MONTREAL — Daniel Bernard earned his PhD in religion with a thesis on the Mishnah’s Pirkei Avot – the Ethics of the Father – and is an expert in the ancient biblical world from which it sprang.

He was a professor at Concordia University, where he studied, and at DePaul University in Chicago, teaching esoteric courses on early Judaism and rabbinics from a sociological perspective.

He received awards for his scholarship and appeared to be on the tenure track.

But, disillusioned, Bernard, 35, has given up academia for something he finds more challenging: writing comic books.

Bernard is the creator of the soon-to-be published series The Chieftains, a re-imagining of the little-known biblical story of Deborah.

Depending on the translation, Deborah appears on only one or two pages in the Book of Judges. But that sketchy account of this female warrior and seer, unusual in a patriarchal world, was enough for Bernard to spin into what he plans to be a 24-book epic series.

Illustrated by Italian artist Luisa Russo, The Chieftains was unveiled by Bernard at the Montreal Comiccon, the huge convention for comics fans, held at the Palais des congrès in September.

He expects to have the first instalment out by February, with the rest following monthly after that.

While The Chieftains is fiction, Bernard is using his expertise to authentically recreate the society in which Deborah lived. Set in the 12th century BCE in the southern Mediterranean Levant, as the Bronze Age is giving way to the Iron Age, this is a dynamic period.

“A few hill clans or tribes were forming cities, political organizations and inventing new technology,” much of it for war.

There’s a power vacuum after imperial forces, after a century of conflict, retreated from these vassal territories.

“The Chieftains is in the fantasy genre, but there will be nothing supernatural.

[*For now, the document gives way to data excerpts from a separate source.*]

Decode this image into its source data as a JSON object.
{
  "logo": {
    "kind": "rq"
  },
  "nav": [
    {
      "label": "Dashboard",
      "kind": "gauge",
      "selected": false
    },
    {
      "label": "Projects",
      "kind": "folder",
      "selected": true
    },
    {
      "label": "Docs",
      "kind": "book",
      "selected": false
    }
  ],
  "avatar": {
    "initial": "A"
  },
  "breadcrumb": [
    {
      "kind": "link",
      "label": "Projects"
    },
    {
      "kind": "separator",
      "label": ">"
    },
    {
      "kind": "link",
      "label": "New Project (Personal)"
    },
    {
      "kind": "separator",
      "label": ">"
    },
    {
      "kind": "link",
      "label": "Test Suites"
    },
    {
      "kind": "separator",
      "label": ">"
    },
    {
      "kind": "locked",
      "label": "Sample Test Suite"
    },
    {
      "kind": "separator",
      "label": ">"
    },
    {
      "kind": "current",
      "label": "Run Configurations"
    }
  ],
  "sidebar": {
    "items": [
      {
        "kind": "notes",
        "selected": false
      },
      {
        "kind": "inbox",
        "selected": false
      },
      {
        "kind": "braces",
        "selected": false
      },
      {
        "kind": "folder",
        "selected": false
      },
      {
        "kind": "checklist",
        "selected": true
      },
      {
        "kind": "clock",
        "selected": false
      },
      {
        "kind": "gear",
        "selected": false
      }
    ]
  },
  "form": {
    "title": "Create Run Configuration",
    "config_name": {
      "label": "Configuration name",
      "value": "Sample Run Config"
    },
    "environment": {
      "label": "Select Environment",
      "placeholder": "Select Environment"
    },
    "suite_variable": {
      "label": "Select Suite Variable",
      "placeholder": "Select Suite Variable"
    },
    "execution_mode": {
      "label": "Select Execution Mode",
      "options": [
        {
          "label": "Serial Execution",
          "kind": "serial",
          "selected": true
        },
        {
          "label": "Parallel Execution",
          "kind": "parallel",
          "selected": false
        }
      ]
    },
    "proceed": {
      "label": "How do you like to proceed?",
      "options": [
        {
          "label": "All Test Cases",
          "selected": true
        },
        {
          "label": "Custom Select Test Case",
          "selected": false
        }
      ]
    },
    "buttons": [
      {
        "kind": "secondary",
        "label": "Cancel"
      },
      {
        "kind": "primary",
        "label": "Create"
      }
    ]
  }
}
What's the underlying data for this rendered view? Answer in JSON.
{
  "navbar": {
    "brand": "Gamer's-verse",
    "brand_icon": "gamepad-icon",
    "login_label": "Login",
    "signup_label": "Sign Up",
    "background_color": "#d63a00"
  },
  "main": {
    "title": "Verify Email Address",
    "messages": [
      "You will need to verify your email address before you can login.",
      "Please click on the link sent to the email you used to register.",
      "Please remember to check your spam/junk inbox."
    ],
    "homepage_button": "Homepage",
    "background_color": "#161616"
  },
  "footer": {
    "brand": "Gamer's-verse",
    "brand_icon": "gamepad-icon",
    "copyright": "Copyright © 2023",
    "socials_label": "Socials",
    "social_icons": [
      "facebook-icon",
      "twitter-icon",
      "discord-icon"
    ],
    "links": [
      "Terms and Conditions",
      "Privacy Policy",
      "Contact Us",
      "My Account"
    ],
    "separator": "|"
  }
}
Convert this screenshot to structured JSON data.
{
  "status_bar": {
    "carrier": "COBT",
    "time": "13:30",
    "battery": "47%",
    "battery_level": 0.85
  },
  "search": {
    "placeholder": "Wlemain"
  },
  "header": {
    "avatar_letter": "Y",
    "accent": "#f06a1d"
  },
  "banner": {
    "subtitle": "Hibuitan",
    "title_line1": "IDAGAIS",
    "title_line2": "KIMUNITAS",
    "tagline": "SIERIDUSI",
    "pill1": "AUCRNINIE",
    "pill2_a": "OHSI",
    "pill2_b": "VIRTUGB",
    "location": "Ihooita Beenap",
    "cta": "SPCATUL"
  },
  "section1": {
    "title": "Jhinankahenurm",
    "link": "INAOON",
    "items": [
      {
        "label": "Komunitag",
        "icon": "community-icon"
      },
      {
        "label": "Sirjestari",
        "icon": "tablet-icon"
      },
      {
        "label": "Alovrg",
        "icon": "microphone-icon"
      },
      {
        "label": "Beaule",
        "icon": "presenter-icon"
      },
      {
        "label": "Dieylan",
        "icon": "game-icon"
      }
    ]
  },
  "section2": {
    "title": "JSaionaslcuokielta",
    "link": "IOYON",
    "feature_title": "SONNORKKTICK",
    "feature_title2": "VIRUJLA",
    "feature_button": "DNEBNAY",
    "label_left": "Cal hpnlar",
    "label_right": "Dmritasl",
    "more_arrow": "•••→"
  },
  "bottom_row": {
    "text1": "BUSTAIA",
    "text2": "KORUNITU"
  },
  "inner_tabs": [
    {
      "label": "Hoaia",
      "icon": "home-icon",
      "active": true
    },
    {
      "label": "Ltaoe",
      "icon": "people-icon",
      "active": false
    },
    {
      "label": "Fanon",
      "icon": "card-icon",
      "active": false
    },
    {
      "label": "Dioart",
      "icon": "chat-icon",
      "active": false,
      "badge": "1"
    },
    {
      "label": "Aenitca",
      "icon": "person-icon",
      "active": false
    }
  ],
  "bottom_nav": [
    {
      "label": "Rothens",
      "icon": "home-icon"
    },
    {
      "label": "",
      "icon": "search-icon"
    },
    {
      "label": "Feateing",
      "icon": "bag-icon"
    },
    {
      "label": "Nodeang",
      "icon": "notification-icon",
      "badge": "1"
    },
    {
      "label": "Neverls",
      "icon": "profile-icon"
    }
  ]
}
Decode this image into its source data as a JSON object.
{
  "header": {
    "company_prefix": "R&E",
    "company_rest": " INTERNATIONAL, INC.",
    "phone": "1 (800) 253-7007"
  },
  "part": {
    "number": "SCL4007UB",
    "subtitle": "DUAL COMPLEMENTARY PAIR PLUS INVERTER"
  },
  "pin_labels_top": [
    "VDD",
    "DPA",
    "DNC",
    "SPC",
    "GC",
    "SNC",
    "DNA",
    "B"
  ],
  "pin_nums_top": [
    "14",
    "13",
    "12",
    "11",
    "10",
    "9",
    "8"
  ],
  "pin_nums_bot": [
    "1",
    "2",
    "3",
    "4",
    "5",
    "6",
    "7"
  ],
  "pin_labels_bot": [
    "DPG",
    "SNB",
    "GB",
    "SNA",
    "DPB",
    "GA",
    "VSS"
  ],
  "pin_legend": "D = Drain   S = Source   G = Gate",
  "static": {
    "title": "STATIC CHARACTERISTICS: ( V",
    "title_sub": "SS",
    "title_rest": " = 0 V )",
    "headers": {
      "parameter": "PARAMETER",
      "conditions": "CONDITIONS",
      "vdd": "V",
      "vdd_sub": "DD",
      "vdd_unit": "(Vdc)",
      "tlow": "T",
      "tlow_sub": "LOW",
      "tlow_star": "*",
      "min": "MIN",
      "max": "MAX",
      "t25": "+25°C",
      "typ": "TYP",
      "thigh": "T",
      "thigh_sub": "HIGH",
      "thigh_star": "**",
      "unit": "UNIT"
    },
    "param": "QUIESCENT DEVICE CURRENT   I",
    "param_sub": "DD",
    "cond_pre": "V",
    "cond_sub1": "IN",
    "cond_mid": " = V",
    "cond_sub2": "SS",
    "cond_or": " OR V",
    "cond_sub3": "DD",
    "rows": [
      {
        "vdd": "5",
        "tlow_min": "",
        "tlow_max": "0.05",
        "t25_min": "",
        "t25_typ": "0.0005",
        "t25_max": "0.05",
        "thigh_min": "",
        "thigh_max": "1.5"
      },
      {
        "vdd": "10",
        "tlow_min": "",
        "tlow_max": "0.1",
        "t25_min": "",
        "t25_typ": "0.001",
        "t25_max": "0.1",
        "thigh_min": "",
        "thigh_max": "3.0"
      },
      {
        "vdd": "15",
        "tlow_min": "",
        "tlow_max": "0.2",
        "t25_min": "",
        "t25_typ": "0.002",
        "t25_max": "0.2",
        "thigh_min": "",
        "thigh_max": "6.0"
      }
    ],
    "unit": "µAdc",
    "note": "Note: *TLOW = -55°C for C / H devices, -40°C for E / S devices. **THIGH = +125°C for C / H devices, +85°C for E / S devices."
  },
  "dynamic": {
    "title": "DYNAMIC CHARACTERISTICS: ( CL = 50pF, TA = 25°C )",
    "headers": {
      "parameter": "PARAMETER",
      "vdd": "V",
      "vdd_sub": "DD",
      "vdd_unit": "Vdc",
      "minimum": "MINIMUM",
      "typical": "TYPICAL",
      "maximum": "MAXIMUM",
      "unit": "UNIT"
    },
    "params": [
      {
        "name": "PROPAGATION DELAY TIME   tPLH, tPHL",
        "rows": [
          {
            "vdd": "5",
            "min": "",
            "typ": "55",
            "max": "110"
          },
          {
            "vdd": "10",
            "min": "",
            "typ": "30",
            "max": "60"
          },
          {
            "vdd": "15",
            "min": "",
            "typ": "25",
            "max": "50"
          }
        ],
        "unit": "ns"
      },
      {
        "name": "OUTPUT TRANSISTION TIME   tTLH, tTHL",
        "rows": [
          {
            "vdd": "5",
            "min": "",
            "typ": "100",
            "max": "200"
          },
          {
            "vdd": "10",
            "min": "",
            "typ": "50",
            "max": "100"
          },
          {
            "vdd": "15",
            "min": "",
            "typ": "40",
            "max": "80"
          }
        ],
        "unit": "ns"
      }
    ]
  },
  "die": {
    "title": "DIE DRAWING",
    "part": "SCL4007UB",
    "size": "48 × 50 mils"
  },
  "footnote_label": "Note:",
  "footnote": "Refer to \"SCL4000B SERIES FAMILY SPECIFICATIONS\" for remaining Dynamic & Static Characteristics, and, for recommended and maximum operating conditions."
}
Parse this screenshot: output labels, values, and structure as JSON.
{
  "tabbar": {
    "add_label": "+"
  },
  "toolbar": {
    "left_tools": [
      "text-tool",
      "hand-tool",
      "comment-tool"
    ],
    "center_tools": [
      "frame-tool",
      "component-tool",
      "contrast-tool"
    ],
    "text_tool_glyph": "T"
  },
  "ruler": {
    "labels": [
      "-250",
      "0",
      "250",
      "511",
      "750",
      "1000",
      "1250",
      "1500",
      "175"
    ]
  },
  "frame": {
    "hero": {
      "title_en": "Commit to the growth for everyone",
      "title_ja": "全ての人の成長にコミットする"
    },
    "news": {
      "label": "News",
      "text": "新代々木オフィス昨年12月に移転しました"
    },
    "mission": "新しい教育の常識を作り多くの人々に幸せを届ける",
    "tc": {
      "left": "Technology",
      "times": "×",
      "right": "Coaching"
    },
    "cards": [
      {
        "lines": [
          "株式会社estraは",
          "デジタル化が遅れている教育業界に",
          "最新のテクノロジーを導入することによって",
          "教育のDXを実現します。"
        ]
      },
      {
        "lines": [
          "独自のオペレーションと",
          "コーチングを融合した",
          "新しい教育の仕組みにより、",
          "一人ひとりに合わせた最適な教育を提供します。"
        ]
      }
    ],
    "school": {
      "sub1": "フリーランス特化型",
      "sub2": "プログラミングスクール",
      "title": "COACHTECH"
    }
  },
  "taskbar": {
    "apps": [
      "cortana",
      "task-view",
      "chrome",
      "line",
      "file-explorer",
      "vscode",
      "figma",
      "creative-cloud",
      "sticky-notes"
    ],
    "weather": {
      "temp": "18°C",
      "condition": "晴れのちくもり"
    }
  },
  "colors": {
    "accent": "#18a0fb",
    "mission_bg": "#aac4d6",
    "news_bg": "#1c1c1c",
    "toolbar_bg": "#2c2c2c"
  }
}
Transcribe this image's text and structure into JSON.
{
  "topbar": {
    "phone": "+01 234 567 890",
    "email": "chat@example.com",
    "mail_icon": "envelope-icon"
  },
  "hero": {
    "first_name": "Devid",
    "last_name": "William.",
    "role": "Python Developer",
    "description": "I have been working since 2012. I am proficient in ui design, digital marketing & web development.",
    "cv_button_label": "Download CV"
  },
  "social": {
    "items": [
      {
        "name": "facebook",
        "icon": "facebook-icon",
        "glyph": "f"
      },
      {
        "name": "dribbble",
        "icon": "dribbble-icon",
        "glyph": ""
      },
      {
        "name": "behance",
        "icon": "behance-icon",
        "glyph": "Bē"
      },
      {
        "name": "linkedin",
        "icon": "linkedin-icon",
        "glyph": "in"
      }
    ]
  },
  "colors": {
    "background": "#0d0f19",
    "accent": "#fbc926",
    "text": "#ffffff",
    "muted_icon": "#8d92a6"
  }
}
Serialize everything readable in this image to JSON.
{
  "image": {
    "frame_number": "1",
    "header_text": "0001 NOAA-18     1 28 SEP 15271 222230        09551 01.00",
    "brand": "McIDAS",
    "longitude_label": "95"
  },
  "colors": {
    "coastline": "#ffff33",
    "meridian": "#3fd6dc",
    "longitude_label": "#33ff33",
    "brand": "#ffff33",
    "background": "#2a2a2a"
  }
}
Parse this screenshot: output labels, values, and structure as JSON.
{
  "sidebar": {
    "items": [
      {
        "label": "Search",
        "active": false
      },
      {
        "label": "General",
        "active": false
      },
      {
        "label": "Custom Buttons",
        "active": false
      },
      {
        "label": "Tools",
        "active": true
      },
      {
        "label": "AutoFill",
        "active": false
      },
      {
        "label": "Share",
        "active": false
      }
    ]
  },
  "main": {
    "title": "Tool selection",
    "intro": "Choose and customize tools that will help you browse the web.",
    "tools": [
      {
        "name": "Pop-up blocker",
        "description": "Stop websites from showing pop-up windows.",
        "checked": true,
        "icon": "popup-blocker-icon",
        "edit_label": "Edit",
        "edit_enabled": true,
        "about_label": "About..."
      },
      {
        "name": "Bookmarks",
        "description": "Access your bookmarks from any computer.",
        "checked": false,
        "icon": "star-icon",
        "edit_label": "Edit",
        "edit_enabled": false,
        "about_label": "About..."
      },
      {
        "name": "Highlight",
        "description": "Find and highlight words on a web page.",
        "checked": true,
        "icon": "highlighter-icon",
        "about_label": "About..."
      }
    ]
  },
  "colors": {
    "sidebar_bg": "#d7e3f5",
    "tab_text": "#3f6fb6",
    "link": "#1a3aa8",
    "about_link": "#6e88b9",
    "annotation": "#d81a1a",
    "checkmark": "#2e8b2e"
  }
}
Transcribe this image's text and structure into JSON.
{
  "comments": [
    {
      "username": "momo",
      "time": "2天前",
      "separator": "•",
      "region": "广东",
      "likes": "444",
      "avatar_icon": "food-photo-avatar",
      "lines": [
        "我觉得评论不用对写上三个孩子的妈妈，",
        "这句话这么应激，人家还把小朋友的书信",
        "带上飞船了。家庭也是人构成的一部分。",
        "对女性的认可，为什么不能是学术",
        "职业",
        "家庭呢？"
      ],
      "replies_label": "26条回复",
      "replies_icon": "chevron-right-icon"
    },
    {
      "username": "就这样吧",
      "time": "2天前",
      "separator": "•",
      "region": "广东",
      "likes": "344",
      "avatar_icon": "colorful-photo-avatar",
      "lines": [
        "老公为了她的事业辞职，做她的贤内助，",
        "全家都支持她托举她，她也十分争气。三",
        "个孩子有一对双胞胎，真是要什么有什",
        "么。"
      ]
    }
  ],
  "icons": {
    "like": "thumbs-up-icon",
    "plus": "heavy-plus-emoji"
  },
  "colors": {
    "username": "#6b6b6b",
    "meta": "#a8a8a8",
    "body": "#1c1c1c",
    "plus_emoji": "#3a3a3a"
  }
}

It’s a plausible story, nothing outlandish,” Bernard said.

What The Chieftains is not, he emphasized, is “a dumbing down” of the biblical account. “I’ve studied this world for 10 years, and have worked hard to put myself into it, to show the nitty-gritty of how people lived. If anything, I think I’ve had to work harder than ever.

“This is for the intelligent reader who wants to be immersed in a rather complex world.”

As the title suggests, this story is about more than one person. The name is intended to evoke the clan warfare led by charismatic leaders that characterized the period.

Chieftains, Bernard also believes, is a more accurate translation of the Hebrew “shoftim,” than judges.

Biblical comics are a fairly common genre, but Bernard believes his series is different in that it is not intended to promote any religion. The words “Jewish” and “Israel,” in fact, will not appear anywhere, because this story takes place before the various small tribes had coalesced into a nation, he said. Even Jerusalem had not been founded.

The series will be a prequel to the biblical story, imagining – through flashbacks – Deborah from her childhood and what led to her becoming one of the Hebrew Bible’s rare females with political influence.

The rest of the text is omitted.